Human Rights First President and CEO Elisa Massimino argues in an oped in the New York Daily News that it’s time for action. “Obama doesn’t have to, and shouldn’t, wait for the results of any review to act. His immediate leadership could both end the hunger strike and begin to remove the Guantanamo albatross from around the nation’s neck.”
Guantanamo damages U.S. credibility on human rights every day that it remains open. And operating Guantanamo at a cost $150 million per year, more than thirty times the cost of keeping captives on U.S. soil, is financially irresponsible. Last year’s defense authorization bill gives the President power to transfer detainees out of Guantanamo. He should start the process immediately by:
- Direct the Secretary of Defense, in concurrence with the Secretary of State and in consultation with the Director of National Intelligence, to certify transfers and issue national security waivers to the fullest extent possible consistent with applicable law.
- Redouble efforts to transfer cleared detainees to their home or third countries by fighting and, if necessary, vetoing any legislation that imposes restrictions on the transfer of Guantanamo detainees to their home countries, third countries, or the United States.

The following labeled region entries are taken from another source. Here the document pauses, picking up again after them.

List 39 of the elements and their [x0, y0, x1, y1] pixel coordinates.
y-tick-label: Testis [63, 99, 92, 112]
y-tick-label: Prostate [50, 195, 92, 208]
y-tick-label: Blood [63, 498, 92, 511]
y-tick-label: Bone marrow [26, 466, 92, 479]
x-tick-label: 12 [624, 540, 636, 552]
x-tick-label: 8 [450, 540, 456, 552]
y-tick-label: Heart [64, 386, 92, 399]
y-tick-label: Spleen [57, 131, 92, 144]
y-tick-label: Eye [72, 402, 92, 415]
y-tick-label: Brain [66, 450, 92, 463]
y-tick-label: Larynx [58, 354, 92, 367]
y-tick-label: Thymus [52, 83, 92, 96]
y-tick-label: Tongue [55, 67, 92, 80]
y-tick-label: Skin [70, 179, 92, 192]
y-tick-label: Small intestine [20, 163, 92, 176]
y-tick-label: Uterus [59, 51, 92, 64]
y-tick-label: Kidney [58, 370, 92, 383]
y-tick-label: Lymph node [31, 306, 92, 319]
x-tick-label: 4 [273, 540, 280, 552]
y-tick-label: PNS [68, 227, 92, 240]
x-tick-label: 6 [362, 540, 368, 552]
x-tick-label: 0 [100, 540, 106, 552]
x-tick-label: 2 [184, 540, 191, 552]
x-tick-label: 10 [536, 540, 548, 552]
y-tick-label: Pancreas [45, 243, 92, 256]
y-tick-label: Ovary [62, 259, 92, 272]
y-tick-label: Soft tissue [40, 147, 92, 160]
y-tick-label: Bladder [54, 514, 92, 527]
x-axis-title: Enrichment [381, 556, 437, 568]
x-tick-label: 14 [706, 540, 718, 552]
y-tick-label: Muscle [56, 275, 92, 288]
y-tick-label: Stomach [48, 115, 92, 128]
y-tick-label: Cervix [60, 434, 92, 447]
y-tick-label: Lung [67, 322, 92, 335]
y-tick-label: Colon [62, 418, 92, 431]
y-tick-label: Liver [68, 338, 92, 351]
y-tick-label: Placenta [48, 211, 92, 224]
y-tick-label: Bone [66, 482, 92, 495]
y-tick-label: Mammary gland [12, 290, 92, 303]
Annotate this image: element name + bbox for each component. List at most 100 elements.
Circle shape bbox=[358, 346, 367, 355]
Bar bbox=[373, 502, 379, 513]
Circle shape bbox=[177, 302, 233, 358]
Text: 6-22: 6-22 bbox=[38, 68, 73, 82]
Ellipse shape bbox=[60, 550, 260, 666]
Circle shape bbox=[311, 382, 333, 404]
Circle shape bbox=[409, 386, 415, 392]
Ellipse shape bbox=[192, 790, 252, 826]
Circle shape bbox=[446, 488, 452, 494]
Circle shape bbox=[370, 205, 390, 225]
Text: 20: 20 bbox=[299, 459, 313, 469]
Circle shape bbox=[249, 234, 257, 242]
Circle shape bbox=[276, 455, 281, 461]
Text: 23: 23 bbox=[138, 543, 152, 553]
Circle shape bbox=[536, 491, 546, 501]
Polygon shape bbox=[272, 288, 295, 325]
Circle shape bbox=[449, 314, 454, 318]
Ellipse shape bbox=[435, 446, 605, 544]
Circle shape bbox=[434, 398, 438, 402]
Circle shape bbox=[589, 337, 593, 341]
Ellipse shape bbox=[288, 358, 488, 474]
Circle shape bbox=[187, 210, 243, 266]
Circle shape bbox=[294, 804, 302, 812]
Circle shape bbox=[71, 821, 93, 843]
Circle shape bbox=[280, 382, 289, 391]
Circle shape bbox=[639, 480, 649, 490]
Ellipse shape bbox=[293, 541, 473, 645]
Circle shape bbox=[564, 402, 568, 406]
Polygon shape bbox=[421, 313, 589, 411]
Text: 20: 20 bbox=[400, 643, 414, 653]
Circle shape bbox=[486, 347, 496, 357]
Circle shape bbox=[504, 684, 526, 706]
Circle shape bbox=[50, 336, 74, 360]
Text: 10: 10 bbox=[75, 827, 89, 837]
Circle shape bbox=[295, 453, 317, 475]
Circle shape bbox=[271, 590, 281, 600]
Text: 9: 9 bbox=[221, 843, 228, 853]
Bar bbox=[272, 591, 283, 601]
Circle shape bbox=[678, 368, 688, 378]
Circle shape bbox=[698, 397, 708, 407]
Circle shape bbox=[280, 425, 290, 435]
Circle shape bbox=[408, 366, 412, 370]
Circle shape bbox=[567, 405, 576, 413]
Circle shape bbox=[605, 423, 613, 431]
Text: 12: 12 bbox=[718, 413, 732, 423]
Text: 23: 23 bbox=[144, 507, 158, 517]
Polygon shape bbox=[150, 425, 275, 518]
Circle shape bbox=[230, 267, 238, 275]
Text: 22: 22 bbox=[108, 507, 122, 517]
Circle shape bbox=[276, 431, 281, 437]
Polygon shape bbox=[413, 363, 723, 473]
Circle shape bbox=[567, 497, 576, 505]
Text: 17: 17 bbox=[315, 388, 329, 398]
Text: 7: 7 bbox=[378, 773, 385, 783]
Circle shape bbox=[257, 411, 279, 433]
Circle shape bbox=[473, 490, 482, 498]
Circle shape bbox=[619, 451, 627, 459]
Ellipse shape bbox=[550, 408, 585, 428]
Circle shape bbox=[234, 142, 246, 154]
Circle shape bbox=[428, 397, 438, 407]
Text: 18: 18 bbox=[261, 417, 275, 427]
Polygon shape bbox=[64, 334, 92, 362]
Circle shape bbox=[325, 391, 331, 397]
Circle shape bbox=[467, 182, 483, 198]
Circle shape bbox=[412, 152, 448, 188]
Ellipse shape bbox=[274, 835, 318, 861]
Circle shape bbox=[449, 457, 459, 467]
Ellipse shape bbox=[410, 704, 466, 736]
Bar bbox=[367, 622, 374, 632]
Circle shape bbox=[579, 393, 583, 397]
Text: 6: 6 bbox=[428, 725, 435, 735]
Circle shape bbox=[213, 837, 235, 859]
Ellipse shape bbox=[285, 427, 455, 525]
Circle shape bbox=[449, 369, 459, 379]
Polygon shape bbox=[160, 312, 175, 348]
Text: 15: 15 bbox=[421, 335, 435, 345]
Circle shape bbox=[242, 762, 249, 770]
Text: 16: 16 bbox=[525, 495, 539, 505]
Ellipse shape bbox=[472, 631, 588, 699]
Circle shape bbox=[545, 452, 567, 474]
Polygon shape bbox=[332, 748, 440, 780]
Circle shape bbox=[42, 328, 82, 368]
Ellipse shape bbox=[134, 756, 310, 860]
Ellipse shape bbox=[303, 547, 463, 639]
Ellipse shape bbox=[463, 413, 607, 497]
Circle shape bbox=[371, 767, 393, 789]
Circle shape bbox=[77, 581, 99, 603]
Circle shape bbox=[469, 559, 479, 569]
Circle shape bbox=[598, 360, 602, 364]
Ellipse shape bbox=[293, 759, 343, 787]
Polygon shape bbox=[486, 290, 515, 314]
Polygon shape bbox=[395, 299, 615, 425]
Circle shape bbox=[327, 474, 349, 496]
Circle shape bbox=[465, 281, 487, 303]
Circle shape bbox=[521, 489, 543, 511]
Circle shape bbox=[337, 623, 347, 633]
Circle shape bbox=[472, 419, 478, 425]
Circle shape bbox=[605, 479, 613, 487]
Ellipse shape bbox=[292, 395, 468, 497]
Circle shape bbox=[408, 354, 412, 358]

- Reverse the executive branch moratorium on transferring detainees to Yemen. Transfer decisions should be made on an individual basis and only by reference to concrete, reliable, and specific information regarding the threat posed by a detainee. Of the 86 detainees cleared for release, 56 are Yemenis. Obama can work with the Yemeni government, a strong ally in the U.S. fight against al Qaeda affiliates, to provide security assistance that would allow Yemeni detainees to live safely in their own country.
Four years ago, President Obama promised to close Guantanamo. This is a legacy issue. Now that the chorus to close the facility has gained bipartisan steam, it’s time to do it. “History will measure his actions against his words, “ Massimino warns.